The refusal of doctors in the Barzilai Hospital in Israel to comply with the new force feeding law passed on July 30 by the Israeli Parliament should be lauded, as should the decision by the Israeli Medical Association to call force feeding what it is: Torture.

By force feeding hunger striking prisoners, the state strips away the one mode of non-violent protest left for Palestinian political prisoners. International law regards hunger striking as a non-violent method of resistance and the United Nations, World Medical Association and other global legal bodies have determined that force feeding is torture. The policies of administrative detention and of force feeding hunger striking prisoners must end immediately. We call on the international community, and the US government in particular to use their leverage to demand the end to such unconscionable practices.

On August 14th, Palestinian prisoner Mohammed Allaan, who has been on hunger strike for over 60 days, slipped into a coma. On Monday a petition before the Israeli High Court was postponed, following Mr. Allaan’s rejection of the Israeli demand that he be exiled from his country in exchange for his release. As Mr. Allaan’s health deteriorates extremely rapidly, the High Court postponed a decision on his release until August 19th–a likely death sentence.
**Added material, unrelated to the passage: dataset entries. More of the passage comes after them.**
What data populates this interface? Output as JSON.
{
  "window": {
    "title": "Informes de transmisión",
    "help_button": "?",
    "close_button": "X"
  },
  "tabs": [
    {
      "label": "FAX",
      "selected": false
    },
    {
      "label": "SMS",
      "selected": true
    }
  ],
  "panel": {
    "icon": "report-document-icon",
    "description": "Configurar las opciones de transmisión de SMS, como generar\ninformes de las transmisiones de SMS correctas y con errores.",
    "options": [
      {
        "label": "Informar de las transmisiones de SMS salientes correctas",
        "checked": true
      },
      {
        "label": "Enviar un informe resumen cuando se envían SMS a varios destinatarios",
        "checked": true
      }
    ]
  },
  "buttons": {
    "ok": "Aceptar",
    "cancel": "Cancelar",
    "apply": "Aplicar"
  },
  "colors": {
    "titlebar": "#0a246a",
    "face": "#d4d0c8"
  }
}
According to Palestinian prisoner’s rights group Addameer, over 400 Palestinians are currently being held in administrative detention, including 164 children under the age of 18. Administrative detention is a policy of political control in which detainees are arrested and held indefinitely without charge or indictment based on secret information. Prisoners are subject to medical negligence, mistreatment by prison guards,  solitary confinement and isolation, and lack access to education.

Following the arson attack by Jewish Israeli settlers on the Dawabsha family on July 31, the Shin Bet authorized the extension of the policy of administrative detention to apply to Jewish Israelis. Administrative detention is a fundamentally anti-democratic practice, and its application against Jews and Palestinians alike is an unacceptable expansion of the Israeli police state at the expense of the basic democratic rights of both its own citizens and the Palestinians subject to its jurisdiction by force.